I used hough's transforms on Images before as follows: I iterate over every pixel and for every edge pixel, I calculate theta using gradient, solve for r in r = x cos theta + y sin theta vote for r , theta in a accumulator. The (r, theta) that gets maximum votes are my hough parameters.

So, when I have two unknowns (x, y ) how can solve for the equation.

Thanks for the quick reply. Yes, what you said seems valid. However, I have a question, How do I apply hough's transform to laser data? for the equation r = x cos theta + y sin theta, I can get r value (range in laser message), theta (theta increments from the laser message). I am still left with two unknowns x and y.

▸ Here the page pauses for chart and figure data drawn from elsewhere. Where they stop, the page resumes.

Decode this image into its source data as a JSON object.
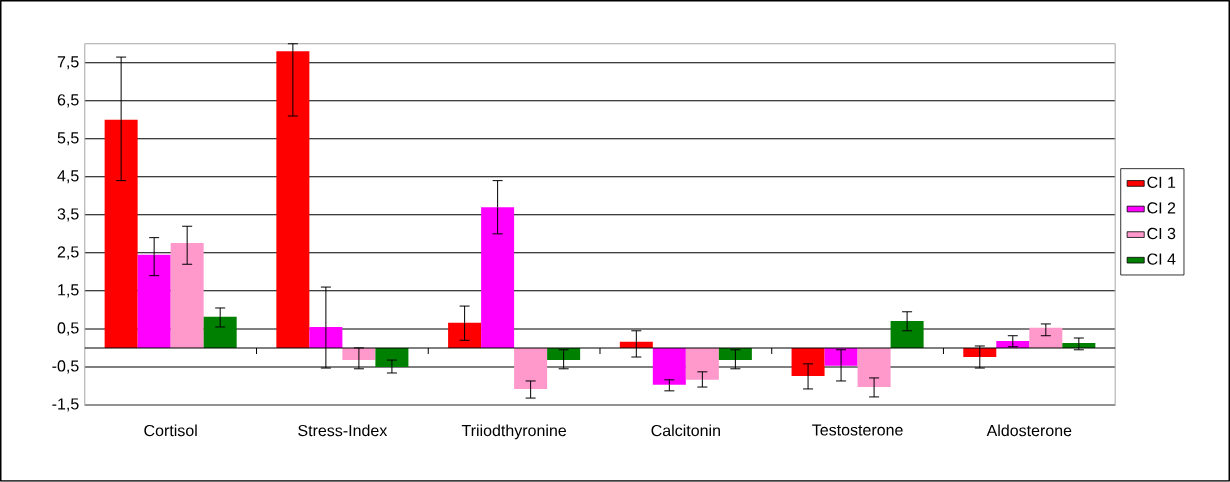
{
  "chart_data": {
    "type": "bar",
    "categories": [
      "Cortisol",
      "Stress-Index",
      "Triiodthyronine",
      "Calcitonin",
      "Testosterone",
      "Aldosterone"
    ],
    "series": [
      {
        "name": "CI 1",
        "color": "#ff0000",
        "values": [
          6.0,
          7.8,
          0.66,
          0.16,
          -0.74,
          -0.24
        ],
        "errors": [
          [
            4.4,
            7.65
          ],
          [
            6.1,
            8.0
          ],
          [
            0.2,
            1.1
          ],
          [
            -0.24,
            0.45
          ],
          [
            -1.08,
            -0.42
          ],
          [
            -0.53,
            0.05
          ]
        ]
      },
      {
        "name": "CI 2",
        "color": "#ff00ff",
        "values": [
          2.45,
          0.55,
          3.7,
          -0.97,
          -0.47,
          0.18
        ],
        "errors": [
          [
            1.9,
            2.9
          ],
          [
            -0.53,
            1.6
          ],
          [
            3.0,
            4.4
          ],
          [
            -1.13,
            -0.84
          ],
          [
            -0.87,
            -0.05
          ],
          [
            0.03,
            0.32
          ]
        ]
      },
      {
        "name": "CI 3",
        "color": "#ff99cc",
        "values": [
          2.76,
          -0.32,
          -1.08,
          -0.84,
          -1.03,
          0.53
        ],
        "errors": [
          [
            2.2,
            3.2
          ],
          [
            -0.55,
            0.0
          ],
          [
            -1.32,
            -0.87
          ],
          [
            -1.03,
            -0.63
          ],
          [
            -1.29,
            -0.79
          ],
          [
            0.32,
            0.63
          ]
        ]
      },
      {
        "name": "CI 4",
        "color": "#008000",
        "values": [
          0.82,
          -0.5,
          -0.32,
          -0.32,
          0.71,
          0.13
        ],
        "errors": [
          [
            0.55,
            1.05
          ],
          [
            -0.66,
            -0.32
          ],
          [
            -0.55,
            -0.05
          ],
          [
            -0.55,
            -0.05
          ],
          [
            0.45,
            0.95
          ],
          [
            -0.05,
            0.26
          ]
        ]
      }
    ],
    "ylim": [
      -1.5,
      8
    ],
    "yticks": [
      {
        "value": -1.5,
        "label": "-1,5"
      },
      {
        "value": -0.5,
        "label": "-0,5"
      },
      {
        "value": 0.5,
        "label": "0,5"
      },
      {
        "value": 1.5,
        "label": "1,5"
      },
      {
        "value": 2.5,
        "label": "2,5"
      },
      {
        "value": 3.5,
        "label": "3,5"
      },
      {
        "value": 4.5,
        "label": "4,5"
      },
      {
        "value": 5.5,
        "label": "5,5"
      },
      {
        "value": 6.5,
        "label": "6,5"
      },
      {
        "value": 7.5,
        "label": "7,5"
      }
    ],
    "grid": "y",
    "legend": "right"
  }
}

I used hough's transforms on Images before as follows: I iterate over every pixel and for every edge pixel, I calculate theta using gradient, solve for r in r = x cos theta + y sin theta vote for r , theta in a accumulator. The (r, theta) that gets maximum votes are my hough parameters.

So, when I have two unknowns (x, y ) how can solve for the equation.

Edit: I found the answer. The laser messages are already in polar form. so, you have r and theta from it. Using r, theta find x = r * cos theta and y = r * sin theta. round of both x and y. Using opencv create an empty image (white image) - the image size depends on the accuracy/resolution you need, for every calculated x, y manipulate pixel at x,y to black pixel. By doing so, you will get a white image with black dots (walls/obstacles detected by the laser). Now, use the built in Hough transform from OpenCV and find the lines. In order to detect the hallway, select two strong lines whose slopes are equal.